Sea Acres National Park

Native animals

The park provides valuable habitat for a diversity of wildlife. Several fauna surveys of limited scope have been done but no full survey of the native fauna has been undertaken.

Species recorded to date are 21 mammal species, over 100 bird species, 17 reptile species, 6 frog species and numerous invertebrates, including a rare freshwater snail known only at this location.

Thirteen fauna species observed in the reserve are listed as vulnerable under the Threatened Species Conservation Act 1995: osprey, barred cuckoo-shrike, wompoo fruit-dove, rose-crowned fruit-dove, sooty oystercatcher, scarlet robin, spotted tail quoll, yellow bellied sheathtail bat, koala, grey headed flying fox, little bentwing bat, eastern bentwing bat, and the greater broad-nosed bat.
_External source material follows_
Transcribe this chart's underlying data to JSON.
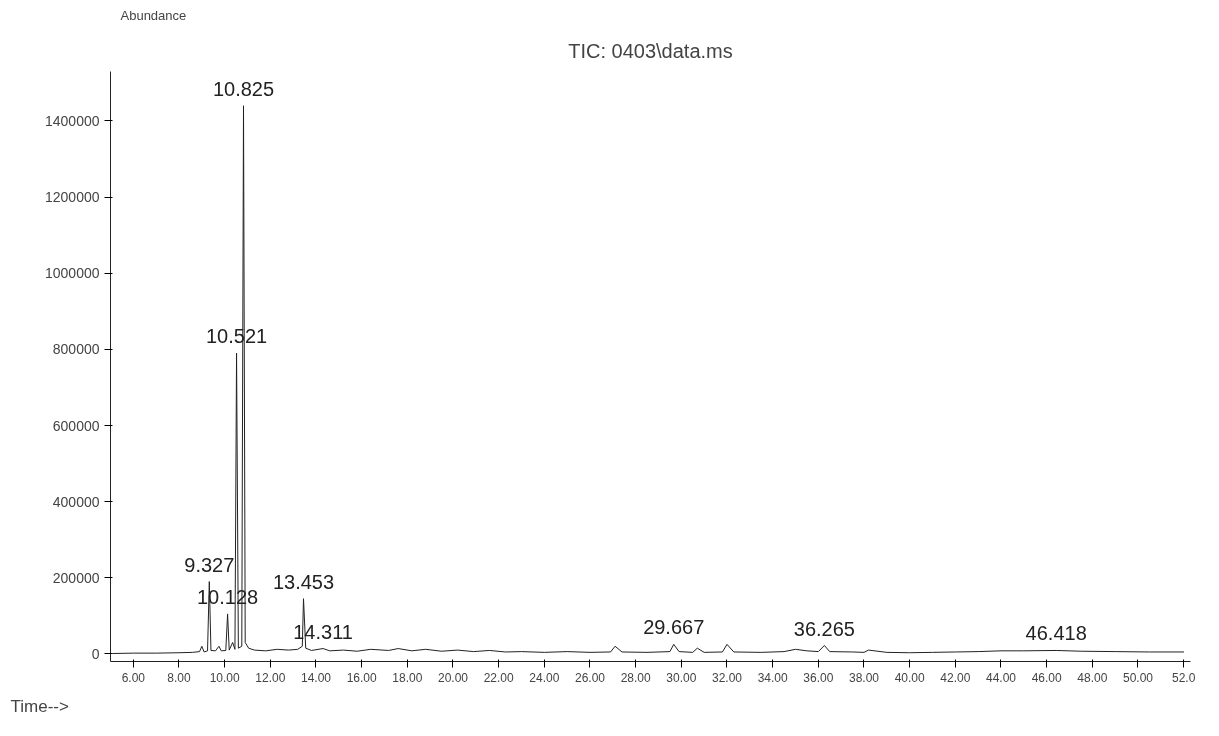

Other rare species include the brahminy kite, frequently found on the headlands, the white bellied sea eagle and the emerald dove that lives on the forest floor. The toe nipper, a small yabby found only here and in the drains of the lower Macleay River. The papuexul snail, once found around Brisbane was thought to be extinct until found here in 1995.

There is an unknown number of insect species. The rare regent skipper butterfly has been found within the park.

Reptiles that are periodically seen from the rainforest boardwalk include the lace monitor or goanna, the land mullet and the diamond python.

Fauna plays an important role in rainforest ecology, by assisting with pollination of flowers, spreading seeds to enable forest regeneration and by aiding the decomposition of organic matter to release trapped energy and nutrients. Many species are active at night and are rarely seen during the day.


Mammals found in the reserve include the koala, red-necked wallaby, swamp wallaby, grey-headed flying fox, three species of microbats, brown antechinus or marsupial mouse, bush rat, brushtail possum and ringtail possum. Koalas occasionally enter the reserve to feed on the eucalypts along the western boundary and can sometimes be seen in the subtropical rainforest.

Grey-headed flying fox sometimes visit, helping the rich ecosystem by pollinating the many rainforest fruiting trees and dispersing rainforest seed to other areas up to 40 km away.


The rainforest provides significant seasonal food supply for migratory and sedentary fruit-eating birds. The rose-crowned fruit-dove has been recorded breeding in the reserve, and a number of favoured food tree species of the topknot pigeon are found here.

The distinctive call of the green catbird may be heard or a yellow robin, the Eastern whipbird or the spectacled monarch may be glimpsed through the dense foliage. Brush turkey are some of the most visible birds in the reserve and can often be seen foraging on the forest floor searching for organisms in the rich layer of leaf litter. With their strong legs and claws they move wood and rocks to catch the small animals hiding underneath. The males build large mounds of leaf litter for egg incubation.